Derwin Pereira, Jakarta – Indonesia's government is getting ready to crack the whip on recalcitrant debtors by giving the Attorney-General's Office powers to sue companies that fail to pay their debts – a development that can have significant implications for the country's economic growth.

Sources here said that a presidential decree would be passed soon to add weight to efforts to restructure Indonesia's massive corporate debt, which is estimated at US$40 billion (S$68 billion).

"Jakarta has for the last year adopted a 'carrot approach' to recovering money owed by bankrupt companies," said a Washington- based source. "That has had very little impact on resolving the problem. The government now wants to use a legal framework to sue companies that owe money. The thinking now is that in order to sustain economic recovery, many firms need to restructure their debts."

The Indonesian Bank Restructuring Agency (Ibra) last year published a list of 200 of the biggest debtors. But little has been done in practice to take them to task.

The "carrot approach" meant the government used bodies like Ibra and the Jakarta Initiative Task Force to bring firms together, on a voluntary basis, to restructure corporate debt. But firms were insulated from further foreign-exchange risk as they could pay their debt obligations in the local rupiah currency.

The source said that many collapsed businesses were not inclined to pay at the time, given the rupiah's massive devaluation at the height of the economic and political crisis in 1998.

But the situation was different now, given that the economy was picking up, albeit slowly, and there was a sense among the political elite that Jakarta could not rely on foreign help forever.

Ibra, which will work in concert with the A-G's Office, will be instrumental in identifying debtors and providing information to the A-G to bring them to court. An Ibra official said the presidential decree would help elevate and give stronger bite to the agency's role.

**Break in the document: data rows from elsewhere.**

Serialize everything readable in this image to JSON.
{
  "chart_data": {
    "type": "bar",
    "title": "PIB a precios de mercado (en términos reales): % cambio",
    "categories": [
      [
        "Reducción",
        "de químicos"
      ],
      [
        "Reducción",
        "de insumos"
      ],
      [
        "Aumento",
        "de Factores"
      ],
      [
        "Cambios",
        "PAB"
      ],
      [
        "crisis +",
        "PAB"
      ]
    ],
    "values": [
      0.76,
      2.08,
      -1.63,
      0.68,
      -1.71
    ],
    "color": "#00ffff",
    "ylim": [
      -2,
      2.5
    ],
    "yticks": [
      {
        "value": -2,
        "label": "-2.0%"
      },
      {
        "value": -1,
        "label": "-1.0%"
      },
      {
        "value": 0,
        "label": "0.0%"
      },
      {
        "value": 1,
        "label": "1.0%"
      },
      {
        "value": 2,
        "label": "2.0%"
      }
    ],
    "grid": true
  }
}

It could also have a positive impact on the market given some concerns over the slow response so far to economic problems and getting tough on debtors.

Attorney-General Marzuki Darusman told The Straits Times the decree would improve coordination between the different government agencies. "It will provide a legal and administrative framework to expedite cases against firms and meet the government's concern of recovering as much money as possible," he said.